Liz Gorman spent years working at prestigious law firms before realizing that what she really wanted to do was teach in the social sciences. She switched careers entirely after ten years in practice, and is now a tenured sociology professor at the University of Virginia
Liz spent her first few years after law school at a Washington, DC firm, but she didn’t enjoy government work. She moved to New York and joined a Wall Street firm, but that had problems of its own. “It was all about money. It took my breath away to see these incredibly smart people spending 100 hours a week figuring out whether one corporation could get a little more money than another.”

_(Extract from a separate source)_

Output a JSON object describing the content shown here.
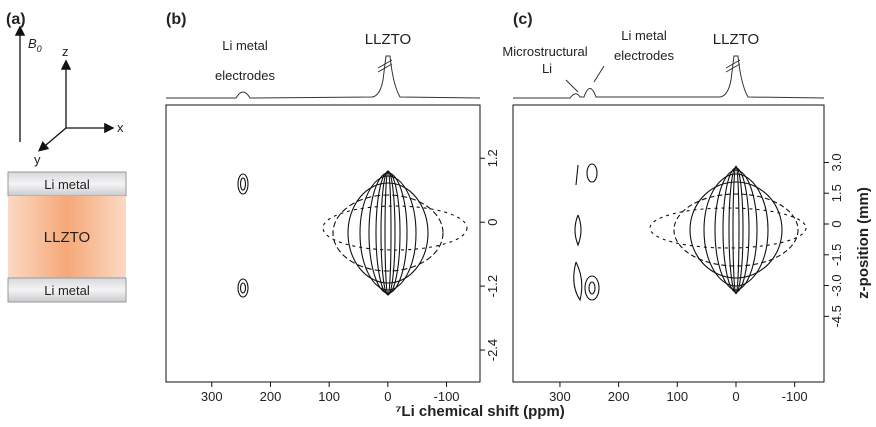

Frustrated, she left the firm and spent some time on the kind of comprehensive self-assessment she now wishes she had done in college. She read “What Color Is Your Parachute,” and loved working through the book’s exercises. That self-analysis led her to realize both that she had an academic bent and that she was most interested in the social sciences.
Although she didn’t know which of the social sciences she wanted to focus on at first, auditing classes at Columbia helped her narrow her interests to sociology. Her family moved to Boston so that Liz could study at Harvard, where she had been an undergraduate. “The hardest thing about going back to school was restarting the learning curve,” she says. For the previous ten years, Liz had been a professional with a certain amount of autonomy. Now, she was studying unfamiliar subjects, like advanced statistics, and learning about theorists she had never read.
After getting her doctorate, Liz joined the faculty at the University of Virginia, commuting on the weekends to her family in Boston. She loved academia from the start. While she was on the tenure track, she stopped the clock when she and her husband adopted each of their children. She got tenure, and is now an associate professor.
Liz’s advice to unhappy lawyers is this: make a move as soon as you know you’re unhappy. She remembers that when she was practicing law in New York, she sometimes felt as though she was in Invasion of the Body Snatchers. She barely recognized the person she was during the day at the firm, but she would get herself back at night. “If your job pulls at you like that,” she says, “listen to that voice and take some action. You don’t want to wake up at 75 and feel bad about what you did with your life.”